If I have no money but my friends are going shopping, I wouldn't have a problem going with them and do the window shopping.
But that's not the point here though. You wanted to go shopping so you went. She had a problem with that. I could understand if you invited a group of friends but not her but you didn't. I would ask her what the actual problem is here and go from them.
Next time don't make assumptions about what she would and wouldn't like to do - she may want to spend some time with you even if she has no money but give her the chance to make the decision by herself.
I think you didn't do anything wrong here.
I think your friend is being a little petty over this. :-/
If it is one of your best friends or sister then you should have invited her. If she is just a friend then you were considerate to not invited her to go shopping.
First of all you needed to buy some clothing and you look your LIFE PARTNER with you. She doesnt need to go with you ALL THE TIME. If you invited other friends to go shopping with you and you didn't invite her ...well that's a different story.
She is being ridiculous for being mad that you went shopping by yourself. If this is something you do together often I can see she might have her feelings hurt a little bit but any normal adult would keep that to themselves and understand that there was no obligation to invite you.

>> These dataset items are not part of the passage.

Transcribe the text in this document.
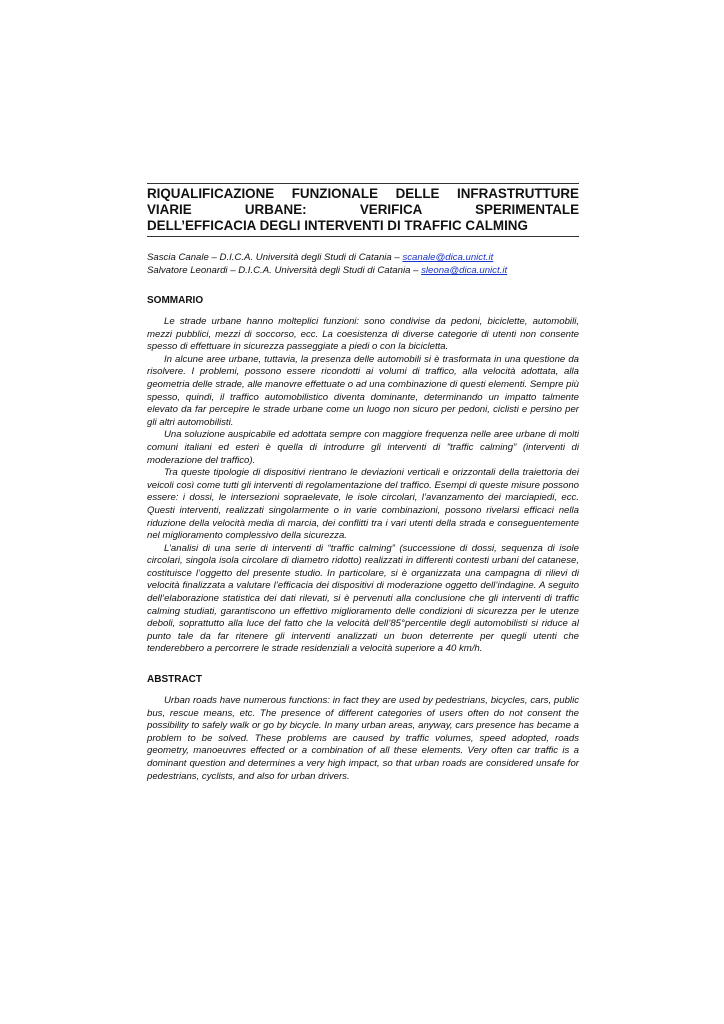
RIQUALIFICAZIONE FUNZIONALE DELLE INFRASTRUTTURE
VIARIE URBANE: VERIFICA SPERIMENTALE
DELL’EFFICACIA DEGLI INTERVENTI DI TRAFFIC CALMING
Sascia Canale – D.I.C.A. Università degli Studi di Catania – scanale@dica.unict.it
Salvatore Leonardi – D.I.C.A. Università degli Studi di Catania – sleona@dica.unict.it
SOMMARIO

Le strade urbane hanno molteplici funzioni: sono condivise da pedoni, biciclette, automobili, mezzi pubblici, mezzi di soccorso, ecc. La coesistenza di diverse categorie di utenti non consente spesso di effettuare in sicurezza passeggiate a piedi o con la bicicletta.

In alcune aree urbane, tuttavia, la presenza delle automobili si è trasformata in una questione da risolvere. I problemi, possono essere ricondotti ai volumi di traffico, alla velocità adottata, alla geometria delle strade, alle manovre effettuate o ad una combinazione di questi elementi. Sempre più spesso, quindi, il traffico automobilistico diventa dominante, determinando un impatto talmente elevato da far percepire le strade urbane come un luogo non sicuro per pedoni, ciclisti e persino per gli altri automobilisti.

Una soluzione auspicabile ed adottata sempre con maggiore frequenza nelle aree urbane di molti comuni italiani ed esteri è quella di introdurre gli interventi di ”traffic calming” (interventi di moderazione del traffico).

Tra queste tipologie di dispositivi rientrano le deviazioni verticali e orizzontali della traiettoria dei veicoli così come tutti gli interventi di regolamentazione del traffico. Esempi di queste misure possono essere: i dossi, le intersezioni sopraelevate, le isole circolari, l’avanzamento dei marciapiedi, ecc. Questi interventi, realizzati singolarmente o in varie combinazioni, possono rivelarsi efficaci nella riduzione della velocità media di marcia, dei conflitti tra i vari utenti della strada e conseguentemente nel miglioramento complessivo della sicurezza.

L’analisi di una serie di interventi di “traffic calming” (successione di dossi, sequenza di isole circolari, singola isola circolare di diametro ridotto) realizzati in differenti contesti urbani del catanese, costituisce l’oggetto del presente studio. In particolare, si è organizzata una campagna di rilievi di velocità finalizzata a valutare l’efficacia dei dispositivi di moderazione oggetto dell’indagine. A seguito dell’elaborazione statistica dei dati rilevati, si è pervenuti alla conclusione che gli interventi di traffic calming studiati, garantiscono un effettivo miglioramento delle condizioni di sicurezza per le utenze deboli, soprattutto alla luce del fatto che la velocità dell’85°percentile degli automobilisti si riduce al punto tale da far ritenere gli interventi analizzati un buon deterrente per quegli utenti che tenderebbero a percorrere le strade residenziali a velocità superiore a 40 km/h.

ABSTRACT

Urban roads have numerous functions: in fact they are used by pedestrians, bicycles, cars, public bus, rescue means, etc. The presence of different categories of users often do not consent the possibility to safely walk or go by bicycle. In many urban areas, anyway, cars presence has became a problem to be solved. These problems are caused by traffic volumes, speed adopted, roads geometry, manoeuvres effected or a combination of all these elements. Very often car traffic is a dominant question and determines a very high impact, so that urban roads are considered unsafe for pedestrians, cyclists, and also for urban drivers.
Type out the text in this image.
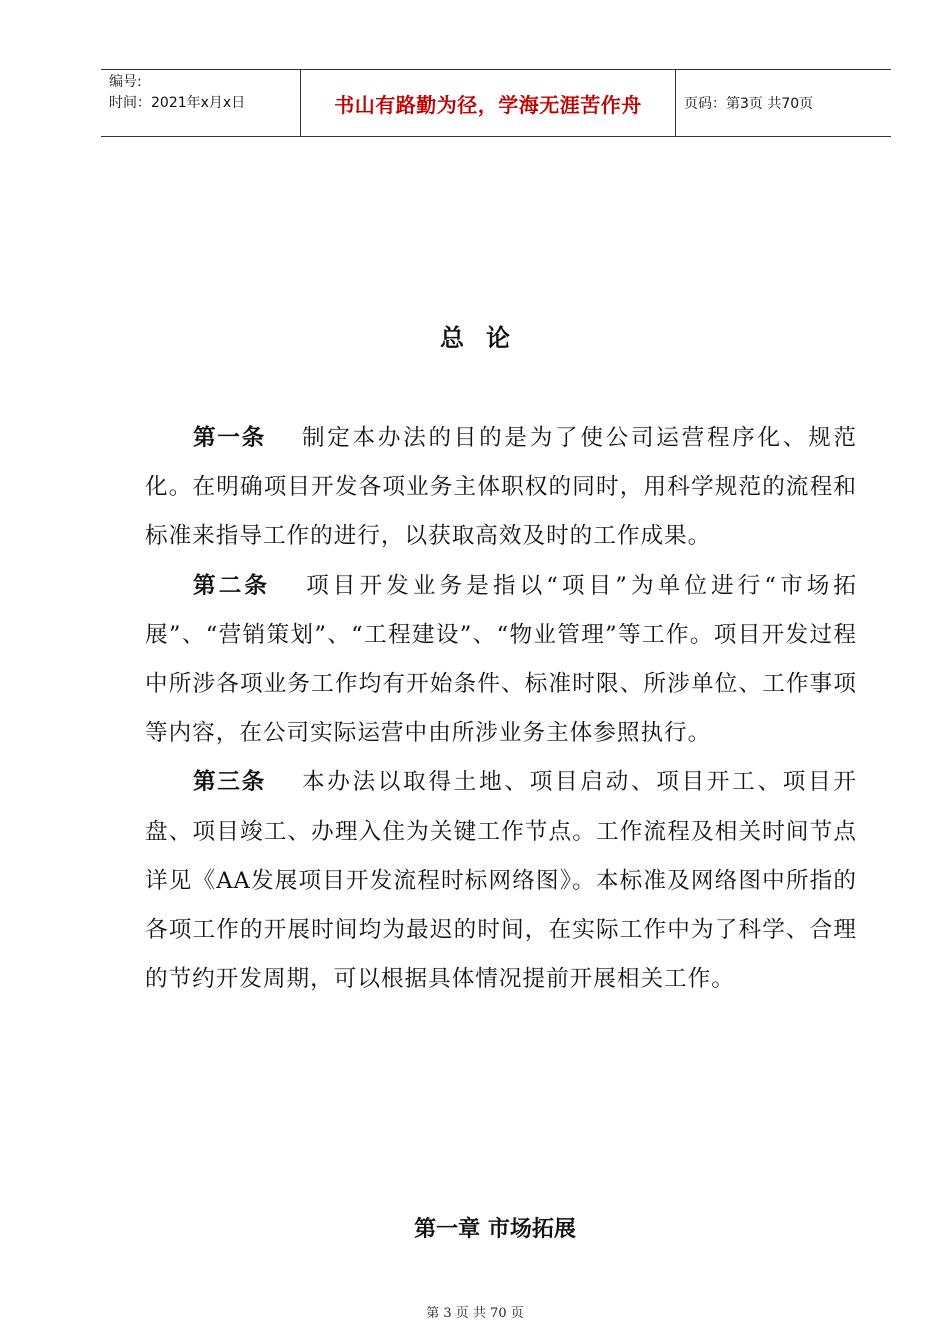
编号:
时间：2021年x月x日	书山有路勤为径，学海无涯苦作舟	页码：第3页 共70页
总论

第一条 制定本办法的目的是为了使公司运营程序化、规范化。在明确项目开发各项业务主体职权的同时，用科学规范的流程和标准来指导工作的进行，以获取高效及时的工作成果。

第二条 项目开发业务是指以“项目”为单位进行“市场拓展”、“营销策划”、“工程建设”、“物业管理”等工作。项目开发过程中所涉各项业务工作均有开始条件、标准时限、所涉单位、工作事项等内容，在公司实际运营中由所涉业务主体参照执行。

第三条 本办法以取得土地、项目启动、项目开工、项目开盘、项目竣工、办理入住为关键工作节点。工作流程及相关时间节点详见《AA发展项目开发流程时标网络图》。本标准及网络图中所指的各项工作的开展时间均为最迟的时间，在实际工作中为了科学、合理的节约开发周期，可以根据具体情况提前开展相关工作。

第一章 市场拓展
第 3 页 共 70 页
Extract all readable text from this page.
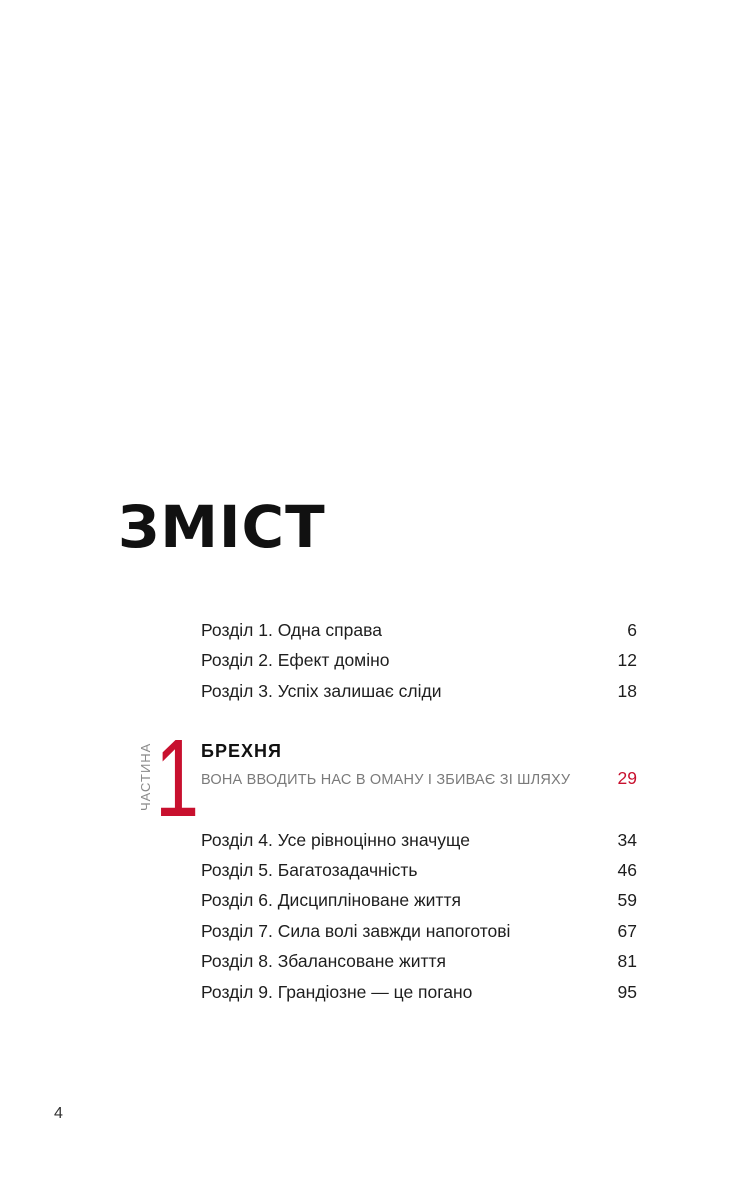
ЗМІСТ
Розділ 1. Одна справа	6
Розділ 2. Ефект доміно	12
Розділ 3. Успіх залишає сліди	18
ЧАСТИНА 1 БРЕХНЯ
ВОНА ВВОДИТЬ НАС В ОМАНУ І ЗБИВАЄ ЗІ ШЛЯХУ	29
Розділ 4. Усе рівноцінно значуще	34
Розділ 5. Багатозадачність	46
Розділ 6. Дисципліноване життя	59
Розділ 7. Сила волі завжди напоготові	67
Розділ 8. Збалансоване життя	81
Розділ 9. Грандіозне — це погано	95
4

However, I strongly encourage you not jump to the conclusion that she is declining to go to Six Flags because she is still mad.
First, you have no idea how much her paycheck was or what her bills are. She MAY NOT have any extra money.
Second, even if she has extra money, she may not want to spend it at Six Flags.
Third, accompanying you shopping costs her nothing if she doesn't buy anything. Six Flags costs money no matter what. The two are completely unrelated.
Finally, it's possible she would have rather gone shopping (free) and spent time with you alone than go to Six Flags (expensive) and spend time with your family.
My best advice is to think about things from HER perspective before you get all bent out of shape. The last thing a friendship needs is TWO people acting like children.